SUMMARY AND RECOMMENDATIONS

●Important background – Cytomegalovirus (CMV) remains an important cause of morbidity and mortality in lung transplant recipients. (See 'Introduction' above.)

●Transmission routes – CMV infection following transplantation can be acquired in one of several ways (see 'Epidemiology' above):

•By transmission with the donor organ from a CMV-seropositive donor

•By transfusion of blood products from a CMV-seropositive blood donor

•By reactivation of latent infection in a CMV-seropositive recipient

•By close physical contact with a CMV-infected individual

●Definitions – CMV infection is characterized by virus isolation or detection of viral proteins (antigens) or nucleic acid in any body fluid or tissue specimen regardless of symptoms. CMV disease is characterized by evidence of CMV infection with attributable symptoms; CMV disease may manifest as either a viral syndrome with fever, malaise, leukopenia, neutropenia, atypical lymphocytosis, and/or thrombocytopenia or as tissue-invasive disease. (See 'Definitions' above.)

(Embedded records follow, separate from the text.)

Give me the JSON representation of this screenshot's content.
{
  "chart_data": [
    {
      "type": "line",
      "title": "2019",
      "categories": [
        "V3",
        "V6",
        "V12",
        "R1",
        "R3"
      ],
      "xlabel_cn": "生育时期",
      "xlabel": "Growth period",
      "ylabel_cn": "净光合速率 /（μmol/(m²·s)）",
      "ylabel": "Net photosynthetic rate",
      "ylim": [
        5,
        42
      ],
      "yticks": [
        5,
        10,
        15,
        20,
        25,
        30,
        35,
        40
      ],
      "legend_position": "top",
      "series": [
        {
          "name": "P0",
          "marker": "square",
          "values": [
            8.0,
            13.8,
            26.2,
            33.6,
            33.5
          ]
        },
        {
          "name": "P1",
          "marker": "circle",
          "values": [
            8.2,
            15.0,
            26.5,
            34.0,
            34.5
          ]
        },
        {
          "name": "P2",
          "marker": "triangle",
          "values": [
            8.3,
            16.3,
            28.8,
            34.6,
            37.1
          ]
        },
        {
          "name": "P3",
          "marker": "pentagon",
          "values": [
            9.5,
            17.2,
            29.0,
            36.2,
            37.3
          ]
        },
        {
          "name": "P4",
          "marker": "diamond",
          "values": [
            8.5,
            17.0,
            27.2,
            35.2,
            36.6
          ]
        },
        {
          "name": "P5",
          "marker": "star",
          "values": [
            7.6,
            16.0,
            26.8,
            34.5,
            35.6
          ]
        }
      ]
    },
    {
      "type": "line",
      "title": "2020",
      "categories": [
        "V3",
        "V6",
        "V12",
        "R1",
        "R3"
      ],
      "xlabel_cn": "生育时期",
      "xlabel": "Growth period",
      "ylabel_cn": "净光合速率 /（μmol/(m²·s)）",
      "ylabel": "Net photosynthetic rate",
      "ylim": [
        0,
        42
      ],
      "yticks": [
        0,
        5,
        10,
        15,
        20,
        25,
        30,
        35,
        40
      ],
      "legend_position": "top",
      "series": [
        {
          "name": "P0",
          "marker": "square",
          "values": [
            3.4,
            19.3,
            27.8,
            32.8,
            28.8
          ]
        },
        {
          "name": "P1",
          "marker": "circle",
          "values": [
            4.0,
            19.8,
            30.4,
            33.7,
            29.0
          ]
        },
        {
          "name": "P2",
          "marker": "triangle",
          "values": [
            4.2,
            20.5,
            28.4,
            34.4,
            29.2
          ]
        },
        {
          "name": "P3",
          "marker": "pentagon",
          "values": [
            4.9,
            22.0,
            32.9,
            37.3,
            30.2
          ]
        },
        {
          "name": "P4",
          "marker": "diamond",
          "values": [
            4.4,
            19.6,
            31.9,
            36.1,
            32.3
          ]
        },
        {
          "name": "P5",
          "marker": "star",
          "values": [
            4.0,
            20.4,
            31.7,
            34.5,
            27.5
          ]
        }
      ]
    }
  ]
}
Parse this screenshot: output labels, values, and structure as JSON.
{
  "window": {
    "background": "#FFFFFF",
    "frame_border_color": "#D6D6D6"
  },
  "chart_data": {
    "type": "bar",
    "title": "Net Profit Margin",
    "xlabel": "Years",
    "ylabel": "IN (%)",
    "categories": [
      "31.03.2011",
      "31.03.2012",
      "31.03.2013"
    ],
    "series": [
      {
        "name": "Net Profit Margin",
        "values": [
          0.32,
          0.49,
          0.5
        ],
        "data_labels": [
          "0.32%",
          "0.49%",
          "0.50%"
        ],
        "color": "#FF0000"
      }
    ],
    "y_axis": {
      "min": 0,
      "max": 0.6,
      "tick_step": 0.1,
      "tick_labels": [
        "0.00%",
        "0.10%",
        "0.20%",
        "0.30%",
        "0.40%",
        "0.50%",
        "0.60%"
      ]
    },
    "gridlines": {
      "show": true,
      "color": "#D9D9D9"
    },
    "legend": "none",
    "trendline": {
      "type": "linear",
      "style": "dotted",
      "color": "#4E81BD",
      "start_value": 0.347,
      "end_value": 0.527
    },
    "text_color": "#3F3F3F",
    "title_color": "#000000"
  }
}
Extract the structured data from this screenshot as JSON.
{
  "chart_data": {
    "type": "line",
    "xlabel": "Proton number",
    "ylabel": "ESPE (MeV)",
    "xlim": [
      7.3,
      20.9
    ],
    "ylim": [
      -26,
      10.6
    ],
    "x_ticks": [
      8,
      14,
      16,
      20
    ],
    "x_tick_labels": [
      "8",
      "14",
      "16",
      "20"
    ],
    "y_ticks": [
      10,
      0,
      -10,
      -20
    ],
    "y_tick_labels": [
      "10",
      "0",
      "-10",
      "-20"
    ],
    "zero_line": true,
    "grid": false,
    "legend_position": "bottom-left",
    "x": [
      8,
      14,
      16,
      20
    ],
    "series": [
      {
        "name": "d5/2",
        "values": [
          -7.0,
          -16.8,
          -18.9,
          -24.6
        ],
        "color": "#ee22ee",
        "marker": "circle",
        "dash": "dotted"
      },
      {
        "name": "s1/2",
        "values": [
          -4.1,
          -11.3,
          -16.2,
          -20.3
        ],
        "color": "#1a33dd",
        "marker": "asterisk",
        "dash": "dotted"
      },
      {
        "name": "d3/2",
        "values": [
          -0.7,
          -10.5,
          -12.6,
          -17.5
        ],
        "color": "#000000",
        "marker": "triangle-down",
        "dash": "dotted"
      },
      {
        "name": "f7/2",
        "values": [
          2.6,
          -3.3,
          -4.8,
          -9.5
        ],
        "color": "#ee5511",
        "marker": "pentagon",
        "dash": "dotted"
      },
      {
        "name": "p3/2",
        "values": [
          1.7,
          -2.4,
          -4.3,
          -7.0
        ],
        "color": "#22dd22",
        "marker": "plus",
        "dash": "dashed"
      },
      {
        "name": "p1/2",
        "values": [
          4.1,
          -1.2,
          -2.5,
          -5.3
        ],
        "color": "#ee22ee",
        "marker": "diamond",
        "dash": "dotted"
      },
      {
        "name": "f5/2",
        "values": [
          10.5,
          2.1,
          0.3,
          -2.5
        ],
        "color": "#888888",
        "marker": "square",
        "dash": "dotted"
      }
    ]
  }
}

●Risk factors – The most important risk factor for CMV infection and disease in lung transplant recipients is CMV serologic status, with seronegative recipients of seropositive organs (CMV D+/R-) having the highest risk. The use of antilymphocyte antibodies as induction therapy or for the treatment of steroid-resistant rejection is associated with an increase in CMV replication and the development of CMV disease in seropositive recipients. (See 'Risk factors' above.)

●Approach to prophylaxis – We recommend universal prophylaxis against CMV with oral valganciclovir rather than pre-emptive therapy for all lung transplant recipients who are CMV seropositive or who received an organ from a seropositive donor (CMV D+/R+, D-/R+, D+/R-) (Grade 1B).

●Early posttransplantation – In the immediate posttransplant period, patients should receive intravenous ganciclovir 5 mg/kg once daily, with dose adjustment for renal insufficiency (table 1). Once the patient is absorbing oral medications or at hospital discharge, ganciclovir can be switched to oral valganciclovir 900 mg once daily, with dose adjustment for renal insufficiency. (See 'Approach to prophylaxis' above.)

●Duration of prophylaxis – Some experts favor continuing CMV prophylaxis for 12 months following transplantation in lung transplant recipients who are CMV D+/R- and for 6 to 12 months in CMV D+/R+ and D-/R+ patients. The decision of which duration to give to patients who are CMV D+/R+ or D-/R+ depends upon several factors, including the patient's risk of CMV reactivation, development of drug toxicity, and the feasibility of frequent viral load monitoring. (See 'Approach to prophylaxis' above.)

●Other indications for prophylaxis – We recommend CMV prophylaxis with oral valganciclovir for lung transplant recipients who are CMV seropositive or who received an organ from a seropositive donor (CMV D+/R+, D-/R+, D+/R-) with rejection who are receiving antilymphocyte antibodies or high doses of glucocorticoids (Grade 1B). Prophylaxis should be continued for one to three months after the antirejection therapy has been completed. (See 'Approach to prophylaxis' above.)

●Pre-emptive therapy – An alternative to CMV prophylaxis is pre-emptive therapy, in which antiviral therapy is initiated if viral replication has reached a certain assay threshold defined at each institution. However, pre-emptive therapy is not used commonly during the early posttransplant period in lung transplant recipients, given the high risk of CMV infection in such patients and the limited data about its efficacy in this population. A pre-emptive approach is more often used after the period of prophylaxis has ended. (See 'Pre-emptive therapy' above.)

●Adjunctive CMV immune globulin – Use of adjunctive cytomegalovirus immune globulin (CytoGam) is controversial. Some experts favor adding CMV immune globulin to antiviral therapy for selected high-risk patients. However, data supporting this approach are limited and it is no longer recommended by international consensus guidelines. (See 'CMV immune globulin' above.)

●CMV-negative or leukoreduced blood products – CMV seronegative (CMV D-/R-) lung transplant recipients should receive only CMV-negative or leukoreduced blood products to decrease the risk of transfusion-related CMV transmission. (See 'Blood products' above.)